Batailles de Kilkís-Lachanas
Dès le 30 juin, passées les premières avancées bulgares, les forces grecques contre-attaquèrent avec l'appui de la flotte grecque qui pilonnait les troupes bulgares depuis le golfe d'Orfanos. Le
flanc droit bulgare (au nord) subit les attaques les plus lourdes, comme prévu dans la stratégie grecque. Dès le 1er juillet, la IIe armée
bulgare se replia vers le nord, pour tenter de se rapprocher de la IVe armée, près de Stroumica. Mais, celle-ci, mal engagée contre l'armée serbe ne pouvait lui
apporter aucun soutien.

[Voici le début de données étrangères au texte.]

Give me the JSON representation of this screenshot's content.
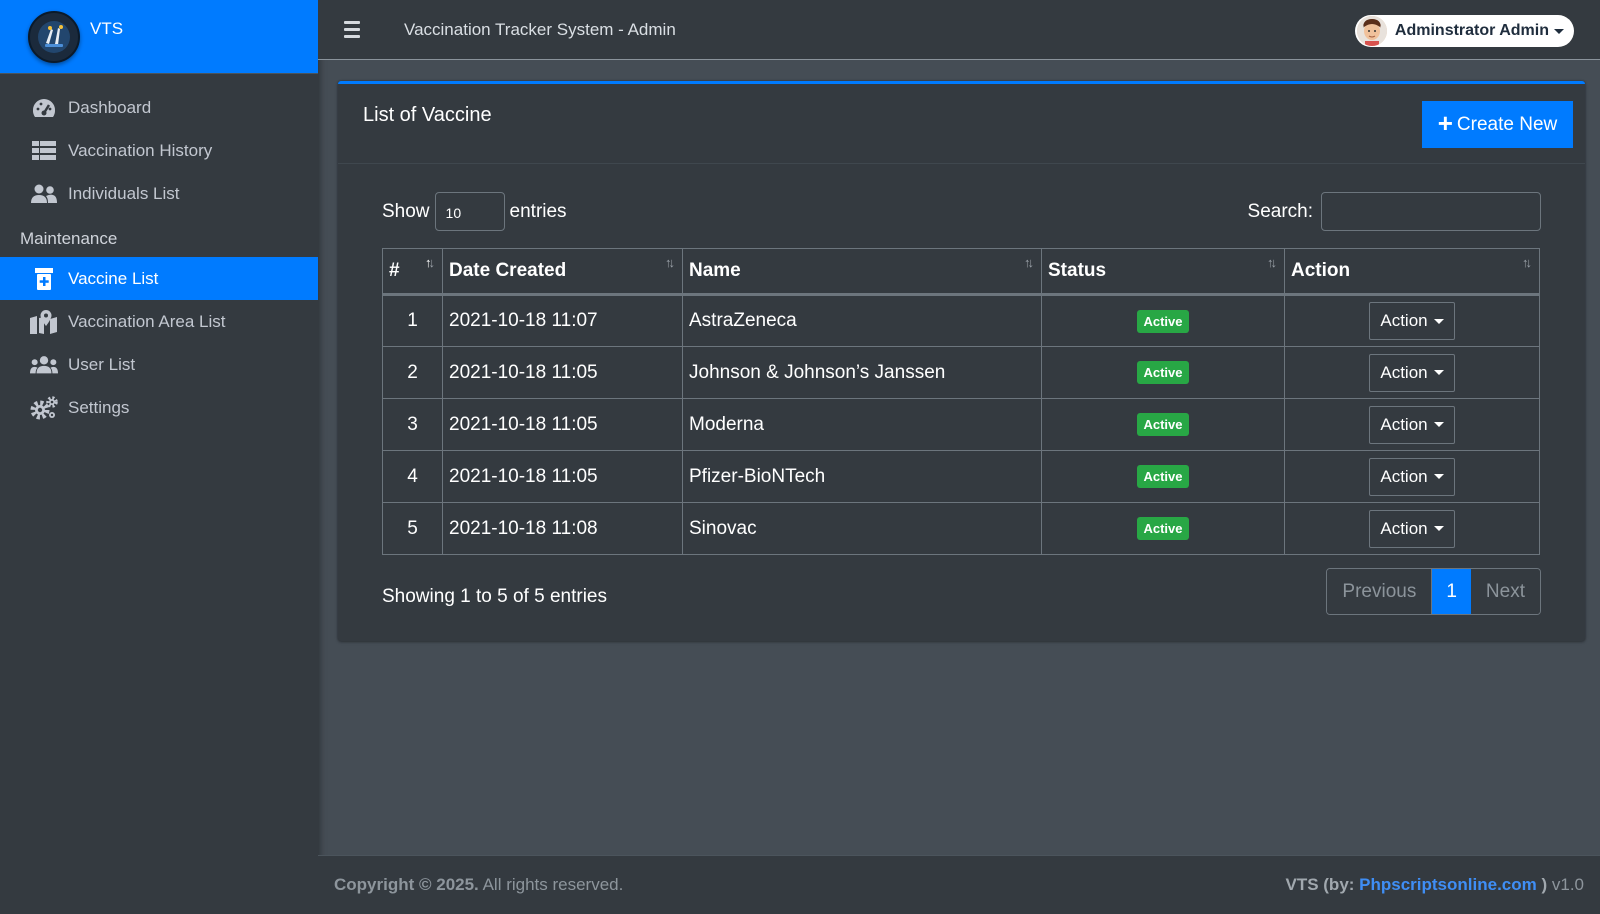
{
  "brand": {
    "name": "VTS"
  },
  "header": {
    "title": "Vaccination Tracker System - Admin",
    "user_name": "Adminstrator Admin"
  },
  "sidebar": {
    "items": [
      {
        "label": "Dashboard",
        "icon": "tachometer-icon"
      },
      {
        "label": "Vaccination History",
        "icon": "table-icon"
      },
      {
        "label": "Individuals List",
        "icon": "users-icon"
      }
    ],
    "section_header": "Maintenance",
    "maintenance_items": [
      {
        "label": "Vaccine List",
        "icon": "prescription-bottle-icon",
        "active": true
      },
      {
        "label": "Vaccination Area List",
        "icon": "map-marked-icon"
      },
      {
        "label": "User List",
        "icon": "users-cog-icon"
      },
      {
        "label": "Settings",
        "icon": "cogs-icon"
      }
    ]
  },
  "card": {
    "title": "List of Vaccine",
    "create_label": "Create New",
    "show_label": "Show",
    "entries_label": "entries",
    "page_length": "10",
    "search_label": "Search:",
    "search_value": ""
  },
  "table": {
    "columns": [
      "#",
      "Date Created",
      "Name",
      "Status",
      "Action"
    ],
    "rows": [
      {
        "num": "1",
        "date": "2021-10-18 11:07",
        "name": "AstraZeneca",
        "status": "Active",
        "action": "Action"
      },
      {
        "num": "2",
        "date": "2021-10-18 11:05",
        "name": "Johnson & Johnson’s Janssen",
        "status": "Active",
        "action": "Action"
      },
      {
        "num": "3",
        "date": "2021-10-18 11:05",
        "name": "Moderna",
        "status": "Active",
        "action": "Action"
      },
      {
        "num": "4",
        "date": "2021-10-18 11:05",
        "name": "Pfizer-BioNTech",
        "status": "Active",
        "action": "Action"
      },
      {
        "num": "5",
        "date": "2021-10-18 11:08",
        "name": "Sinovac",
        "status": "Active",
        "action": "Action"
      }
    ]
  },
  "pagination": {
    "info": "Showing 1 to 5 of 5 entries",
    "previous": "Previous",
    "page": "1",
    "next": "Next"
  },
  "footer": {
    "copyright_bold": "Copyright © 2025.",
    "copyright_rest": " All rights reserved.",
    "credit_prefix": "VTS (by: ",
    "credit_link": "Phpscriptsonline.com",
    "credit_suffix": " )",
    "version": " v1.0"
  },
  "colors": {
    "primary": "#007bff",
    "success": "#28a745",
    "sidebar_bg": "#343a40",
    "content_bg": "#454d55"
  }
}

La IIe armée s'arrêta donc sur la position préparée à l'avance de Kilkís[66].
Les combats de la bataille sanglante de Kilkís-Lachanas y durèrent du 30 juin au 4 juillet. Pendant trois jours, après des combats à la baïonnette et au corps à corps, l'armée grecque finit par remporter une victoire décisive. Le 3 juillet (20 juin julien), la VIe Division de l'Armée grecque de Thessalie s'empara des positions bulgares à Xylopolis, près de Lachanas. Au cours de ces deux engagements liés, la Grèce perdit respectivement 5 652 et 2 701 hommes. Elle fit 2 500 prisonniers bulgares et captura 19 canons, avec cinq équipages, 1 300 armes à feu et une immense quantité de matériel. Les Bulgares admirent 4 227 morts, 1 977 blessés et 767 disparus. Surtout, selon le général Ivanov, le moral fut le plus atteint. Après plusieurs tentatives de contre-attaque pour reprendre les positions perdues, la IIe armée bulgare reconnut sa défaite et poursuivit son repli vers le nord, abandonnant Serrès et Dráma. Là, elle fut rejointe par les renforts que lui envoyait l'état-major. Ils se replièrent aussi. Cette retraite découvrit de fait le flanc gauche de la IVe armée bulgare qui affrontait les Serbes et dut donc aussi se replier[34],[67]. Cette victoire fut célébrée en Grèce par une médaille portant d'un côté le portrait du roi Constantin Ier et de l'autre celui de l'empereur byzantin Basile II dit « le Bulgaroctone » (tueur de Bulgares)[68].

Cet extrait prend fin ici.